Interestingly, as Stephen Power of the Wall Street Journal reminds us, DOE Secretary Steve Chu praised the project just a month ago as an example of the stimulus plan’s success in “creating the clean energy jobs of the future”:
Thanks to the Recovery Act, we are creating the clean energy jobs of the future while positioning the U.S. as a world leader in the production of renewable energy. This project is part of the Administration’s commitment to doubling our renewable energy generation by 2012 while putting Americans to work in communities across the country.
The President’s response to all this criticism of his pet “green jobs” project? Through Deputy White House Press Secretary Bill Burton: “The Administration is committed to the 1705 loan program and the role it plays in helping us bring about a clean energy economy and creating jobs in this burgeoning industry.”
In other words, business as usual. Perhaps, as The Daily Caller’s Jonathan Strong suggests, this is a perfect case study in how President Obama is likely to make policy decisions for the remainder of his term. Torpedoes be damned. Warnings from top economic advisor, top energy advisor, and VP’s top staffer be damned.
It’s also quite possible President Obama got the willies when considering the political fallout from the Democratic leadership’s wrath, also spelled out for him in the same memo:
Failing to make progress on renewables loan guarantees could upset the Hill (Sen. Bingaman, Speaker Pelosi), as well as renewables stakeholders, and draw criticism of the White House, which has been singled out as a roadblock on past loan guarantees.
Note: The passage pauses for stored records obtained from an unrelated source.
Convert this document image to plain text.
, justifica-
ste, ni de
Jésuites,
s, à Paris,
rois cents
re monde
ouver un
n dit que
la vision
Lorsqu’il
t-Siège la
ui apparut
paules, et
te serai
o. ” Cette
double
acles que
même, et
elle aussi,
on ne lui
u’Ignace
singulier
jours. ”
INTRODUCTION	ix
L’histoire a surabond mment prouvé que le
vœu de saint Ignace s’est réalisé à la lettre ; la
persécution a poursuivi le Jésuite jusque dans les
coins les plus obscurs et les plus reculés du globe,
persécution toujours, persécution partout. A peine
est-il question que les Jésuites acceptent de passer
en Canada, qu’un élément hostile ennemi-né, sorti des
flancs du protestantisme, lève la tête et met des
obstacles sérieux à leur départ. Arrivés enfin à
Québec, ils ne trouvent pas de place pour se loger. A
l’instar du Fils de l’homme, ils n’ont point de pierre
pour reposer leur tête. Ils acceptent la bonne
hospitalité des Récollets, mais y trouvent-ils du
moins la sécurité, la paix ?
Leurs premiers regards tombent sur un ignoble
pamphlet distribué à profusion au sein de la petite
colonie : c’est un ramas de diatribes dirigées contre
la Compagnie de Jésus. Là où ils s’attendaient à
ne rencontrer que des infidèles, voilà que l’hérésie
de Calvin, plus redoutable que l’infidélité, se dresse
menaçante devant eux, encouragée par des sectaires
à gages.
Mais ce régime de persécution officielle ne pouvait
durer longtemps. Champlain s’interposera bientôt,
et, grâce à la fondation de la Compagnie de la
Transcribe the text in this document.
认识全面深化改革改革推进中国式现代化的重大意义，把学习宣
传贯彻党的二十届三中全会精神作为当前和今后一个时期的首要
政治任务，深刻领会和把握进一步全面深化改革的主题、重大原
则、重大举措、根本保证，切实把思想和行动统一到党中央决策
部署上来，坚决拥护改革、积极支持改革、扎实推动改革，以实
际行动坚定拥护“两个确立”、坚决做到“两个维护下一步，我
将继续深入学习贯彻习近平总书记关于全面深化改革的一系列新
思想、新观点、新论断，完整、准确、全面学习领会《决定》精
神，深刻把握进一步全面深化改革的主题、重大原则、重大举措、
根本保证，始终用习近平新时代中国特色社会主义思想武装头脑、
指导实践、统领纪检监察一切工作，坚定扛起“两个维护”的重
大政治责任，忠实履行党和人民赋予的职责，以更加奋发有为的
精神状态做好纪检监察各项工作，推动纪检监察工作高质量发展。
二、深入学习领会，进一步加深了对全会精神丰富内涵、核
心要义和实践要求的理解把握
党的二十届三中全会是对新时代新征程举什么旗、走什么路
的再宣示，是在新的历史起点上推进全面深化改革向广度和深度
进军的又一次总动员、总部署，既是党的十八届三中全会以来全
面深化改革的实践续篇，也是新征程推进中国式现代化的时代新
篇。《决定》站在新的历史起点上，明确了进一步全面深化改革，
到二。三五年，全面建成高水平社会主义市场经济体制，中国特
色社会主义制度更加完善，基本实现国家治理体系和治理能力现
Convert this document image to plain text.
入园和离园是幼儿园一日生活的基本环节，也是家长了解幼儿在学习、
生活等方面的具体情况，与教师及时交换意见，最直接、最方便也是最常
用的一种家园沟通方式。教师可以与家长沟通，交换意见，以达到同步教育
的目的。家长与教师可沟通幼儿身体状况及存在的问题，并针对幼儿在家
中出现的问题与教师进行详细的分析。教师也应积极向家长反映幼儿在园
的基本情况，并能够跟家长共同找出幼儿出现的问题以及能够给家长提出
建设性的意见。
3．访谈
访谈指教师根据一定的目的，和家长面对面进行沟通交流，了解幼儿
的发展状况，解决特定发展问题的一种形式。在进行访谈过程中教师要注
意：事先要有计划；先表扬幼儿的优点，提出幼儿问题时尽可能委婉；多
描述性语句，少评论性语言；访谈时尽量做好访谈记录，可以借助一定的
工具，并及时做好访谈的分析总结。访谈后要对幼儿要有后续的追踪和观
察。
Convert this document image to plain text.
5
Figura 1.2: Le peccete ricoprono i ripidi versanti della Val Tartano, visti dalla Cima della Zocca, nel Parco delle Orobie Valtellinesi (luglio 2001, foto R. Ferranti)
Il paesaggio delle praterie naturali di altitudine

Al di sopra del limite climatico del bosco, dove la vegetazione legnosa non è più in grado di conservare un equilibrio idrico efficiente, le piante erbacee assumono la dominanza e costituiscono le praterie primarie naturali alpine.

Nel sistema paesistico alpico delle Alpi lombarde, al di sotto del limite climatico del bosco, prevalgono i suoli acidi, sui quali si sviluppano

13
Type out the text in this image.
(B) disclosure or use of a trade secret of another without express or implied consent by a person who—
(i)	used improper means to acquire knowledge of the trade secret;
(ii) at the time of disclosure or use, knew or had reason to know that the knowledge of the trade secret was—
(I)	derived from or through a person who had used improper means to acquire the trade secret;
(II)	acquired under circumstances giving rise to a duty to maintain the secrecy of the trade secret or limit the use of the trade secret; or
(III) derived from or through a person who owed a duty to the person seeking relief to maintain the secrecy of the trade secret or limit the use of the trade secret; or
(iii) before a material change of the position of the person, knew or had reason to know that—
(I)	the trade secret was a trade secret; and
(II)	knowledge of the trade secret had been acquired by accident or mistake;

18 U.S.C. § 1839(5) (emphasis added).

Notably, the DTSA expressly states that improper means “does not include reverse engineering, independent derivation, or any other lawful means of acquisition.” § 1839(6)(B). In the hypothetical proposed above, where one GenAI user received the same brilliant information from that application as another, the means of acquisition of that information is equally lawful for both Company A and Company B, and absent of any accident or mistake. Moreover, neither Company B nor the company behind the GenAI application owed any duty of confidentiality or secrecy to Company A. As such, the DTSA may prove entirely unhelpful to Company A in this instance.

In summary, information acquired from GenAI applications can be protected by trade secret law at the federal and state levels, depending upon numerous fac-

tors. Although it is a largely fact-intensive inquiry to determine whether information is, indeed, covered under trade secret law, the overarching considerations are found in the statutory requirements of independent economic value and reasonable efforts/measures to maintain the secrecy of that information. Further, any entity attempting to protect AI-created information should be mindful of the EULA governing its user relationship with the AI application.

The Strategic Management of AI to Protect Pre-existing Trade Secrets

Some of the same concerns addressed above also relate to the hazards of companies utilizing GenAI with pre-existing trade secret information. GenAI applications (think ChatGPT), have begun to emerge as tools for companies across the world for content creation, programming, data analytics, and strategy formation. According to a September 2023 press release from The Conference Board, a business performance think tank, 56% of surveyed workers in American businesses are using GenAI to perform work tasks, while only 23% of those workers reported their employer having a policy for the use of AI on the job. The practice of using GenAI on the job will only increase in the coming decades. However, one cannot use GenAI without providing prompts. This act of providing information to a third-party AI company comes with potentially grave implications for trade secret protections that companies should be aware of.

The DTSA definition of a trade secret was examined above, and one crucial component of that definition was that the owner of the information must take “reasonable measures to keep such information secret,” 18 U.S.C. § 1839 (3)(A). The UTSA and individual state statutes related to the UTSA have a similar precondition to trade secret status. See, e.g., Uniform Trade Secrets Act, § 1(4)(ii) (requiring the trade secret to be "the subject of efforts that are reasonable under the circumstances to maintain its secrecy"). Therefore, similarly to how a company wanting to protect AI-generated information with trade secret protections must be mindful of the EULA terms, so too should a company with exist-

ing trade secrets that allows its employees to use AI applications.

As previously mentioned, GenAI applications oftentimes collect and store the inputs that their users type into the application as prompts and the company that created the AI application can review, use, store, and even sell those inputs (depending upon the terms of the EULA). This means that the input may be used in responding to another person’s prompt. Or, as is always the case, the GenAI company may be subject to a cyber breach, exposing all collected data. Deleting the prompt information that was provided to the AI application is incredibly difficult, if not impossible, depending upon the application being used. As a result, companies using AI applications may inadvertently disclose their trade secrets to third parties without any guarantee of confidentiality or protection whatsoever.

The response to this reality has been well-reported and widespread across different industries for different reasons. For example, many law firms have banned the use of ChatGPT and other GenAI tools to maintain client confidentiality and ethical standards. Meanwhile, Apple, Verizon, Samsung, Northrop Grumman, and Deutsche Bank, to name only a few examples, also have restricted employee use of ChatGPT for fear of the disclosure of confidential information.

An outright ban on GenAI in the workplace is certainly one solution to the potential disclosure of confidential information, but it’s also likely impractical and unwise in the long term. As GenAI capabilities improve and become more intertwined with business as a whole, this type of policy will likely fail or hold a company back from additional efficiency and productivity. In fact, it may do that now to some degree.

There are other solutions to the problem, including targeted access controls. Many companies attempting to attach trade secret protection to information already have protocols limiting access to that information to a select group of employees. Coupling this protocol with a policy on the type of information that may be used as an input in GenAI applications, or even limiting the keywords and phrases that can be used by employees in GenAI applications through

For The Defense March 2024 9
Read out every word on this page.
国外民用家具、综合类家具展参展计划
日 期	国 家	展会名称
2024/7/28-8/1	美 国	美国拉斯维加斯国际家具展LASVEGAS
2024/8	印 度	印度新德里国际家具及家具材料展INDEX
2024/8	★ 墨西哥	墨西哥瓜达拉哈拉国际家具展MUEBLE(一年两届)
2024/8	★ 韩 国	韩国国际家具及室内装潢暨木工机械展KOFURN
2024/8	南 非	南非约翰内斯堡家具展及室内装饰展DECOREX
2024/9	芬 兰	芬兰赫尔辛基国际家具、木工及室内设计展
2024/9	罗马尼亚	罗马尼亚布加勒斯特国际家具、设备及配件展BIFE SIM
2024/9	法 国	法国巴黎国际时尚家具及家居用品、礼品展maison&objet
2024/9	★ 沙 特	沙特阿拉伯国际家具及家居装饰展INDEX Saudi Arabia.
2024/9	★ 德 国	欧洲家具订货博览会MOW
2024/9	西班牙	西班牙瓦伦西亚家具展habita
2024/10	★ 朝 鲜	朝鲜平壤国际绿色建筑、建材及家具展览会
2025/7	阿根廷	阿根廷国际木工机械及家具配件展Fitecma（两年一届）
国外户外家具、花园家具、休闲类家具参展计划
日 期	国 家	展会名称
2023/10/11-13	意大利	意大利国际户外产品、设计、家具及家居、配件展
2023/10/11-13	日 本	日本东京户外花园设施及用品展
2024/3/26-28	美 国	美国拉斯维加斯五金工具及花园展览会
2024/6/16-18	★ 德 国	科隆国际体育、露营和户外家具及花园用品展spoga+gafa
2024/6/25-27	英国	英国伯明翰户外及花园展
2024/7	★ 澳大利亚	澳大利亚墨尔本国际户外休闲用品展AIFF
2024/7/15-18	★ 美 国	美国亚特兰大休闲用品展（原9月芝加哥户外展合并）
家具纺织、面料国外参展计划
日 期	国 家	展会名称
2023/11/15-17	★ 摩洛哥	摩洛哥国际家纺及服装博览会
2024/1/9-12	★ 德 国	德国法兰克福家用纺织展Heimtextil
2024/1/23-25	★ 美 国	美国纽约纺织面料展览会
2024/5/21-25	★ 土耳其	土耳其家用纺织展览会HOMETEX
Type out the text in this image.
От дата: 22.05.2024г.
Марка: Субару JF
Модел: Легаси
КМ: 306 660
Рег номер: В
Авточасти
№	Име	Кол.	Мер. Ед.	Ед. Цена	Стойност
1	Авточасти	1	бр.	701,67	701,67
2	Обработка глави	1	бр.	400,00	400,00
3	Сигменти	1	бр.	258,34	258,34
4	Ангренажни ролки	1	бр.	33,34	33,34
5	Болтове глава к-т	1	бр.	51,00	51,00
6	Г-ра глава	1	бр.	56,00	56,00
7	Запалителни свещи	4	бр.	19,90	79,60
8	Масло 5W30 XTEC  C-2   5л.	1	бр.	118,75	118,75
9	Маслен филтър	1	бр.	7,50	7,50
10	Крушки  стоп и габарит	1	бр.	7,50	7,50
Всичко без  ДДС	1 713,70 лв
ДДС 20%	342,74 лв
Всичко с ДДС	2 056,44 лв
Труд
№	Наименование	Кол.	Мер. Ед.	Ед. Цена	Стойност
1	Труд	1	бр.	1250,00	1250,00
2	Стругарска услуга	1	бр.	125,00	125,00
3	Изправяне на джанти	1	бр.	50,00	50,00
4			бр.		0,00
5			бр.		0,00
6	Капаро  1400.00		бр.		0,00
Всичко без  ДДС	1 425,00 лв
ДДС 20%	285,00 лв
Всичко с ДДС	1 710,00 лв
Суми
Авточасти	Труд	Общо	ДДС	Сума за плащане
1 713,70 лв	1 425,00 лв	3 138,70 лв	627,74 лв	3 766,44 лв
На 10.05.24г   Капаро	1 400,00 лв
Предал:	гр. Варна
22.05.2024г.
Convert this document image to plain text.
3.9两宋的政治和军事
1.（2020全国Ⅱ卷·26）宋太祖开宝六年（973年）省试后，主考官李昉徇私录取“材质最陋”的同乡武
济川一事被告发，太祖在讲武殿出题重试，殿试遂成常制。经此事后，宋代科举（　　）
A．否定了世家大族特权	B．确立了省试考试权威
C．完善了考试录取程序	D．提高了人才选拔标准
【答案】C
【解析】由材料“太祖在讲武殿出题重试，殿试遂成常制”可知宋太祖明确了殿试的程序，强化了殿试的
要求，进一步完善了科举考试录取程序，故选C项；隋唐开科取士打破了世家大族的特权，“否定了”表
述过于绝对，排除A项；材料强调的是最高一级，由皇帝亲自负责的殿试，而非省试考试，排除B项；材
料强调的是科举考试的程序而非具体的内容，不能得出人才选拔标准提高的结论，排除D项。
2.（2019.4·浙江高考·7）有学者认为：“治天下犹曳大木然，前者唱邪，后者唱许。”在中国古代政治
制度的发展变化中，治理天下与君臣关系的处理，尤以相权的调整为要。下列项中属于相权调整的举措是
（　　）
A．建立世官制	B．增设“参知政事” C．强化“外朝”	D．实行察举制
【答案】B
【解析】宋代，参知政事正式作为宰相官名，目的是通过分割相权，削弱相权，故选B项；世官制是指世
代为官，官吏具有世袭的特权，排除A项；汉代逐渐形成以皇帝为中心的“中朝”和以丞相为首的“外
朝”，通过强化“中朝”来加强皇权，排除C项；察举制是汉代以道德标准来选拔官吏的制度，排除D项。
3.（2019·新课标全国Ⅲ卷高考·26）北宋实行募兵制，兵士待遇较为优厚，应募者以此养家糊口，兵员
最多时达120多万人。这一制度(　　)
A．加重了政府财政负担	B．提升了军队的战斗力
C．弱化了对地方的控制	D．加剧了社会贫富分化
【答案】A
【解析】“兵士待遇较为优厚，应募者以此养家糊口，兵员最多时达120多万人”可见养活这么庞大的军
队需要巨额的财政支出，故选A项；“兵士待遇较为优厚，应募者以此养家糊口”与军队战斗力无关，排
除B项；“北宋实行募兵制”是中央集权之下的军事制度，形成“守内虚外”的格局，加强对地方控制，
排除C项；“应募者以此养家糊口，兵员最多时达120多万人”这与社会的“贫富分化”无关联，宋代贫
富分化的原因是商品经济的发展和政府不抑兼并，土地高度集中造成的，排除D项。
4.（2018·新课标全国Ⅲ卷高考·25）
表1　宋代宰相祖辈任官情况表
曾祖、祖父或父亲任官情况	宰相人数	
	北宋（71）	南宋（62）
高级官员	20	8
Beware the lame-duck session which starts when Congress returns next week. The best policy for taxpayers would be to fully de-fund this and other costly renewables programs that fail on their promise to deliver jobs. However, with Democrats still in control till the end of the year, there could be an effort to transfer the funds to the renewables cash grant program or investment tax credit program, which would cost taxpayers billions and do precious little in creating much needed jobs.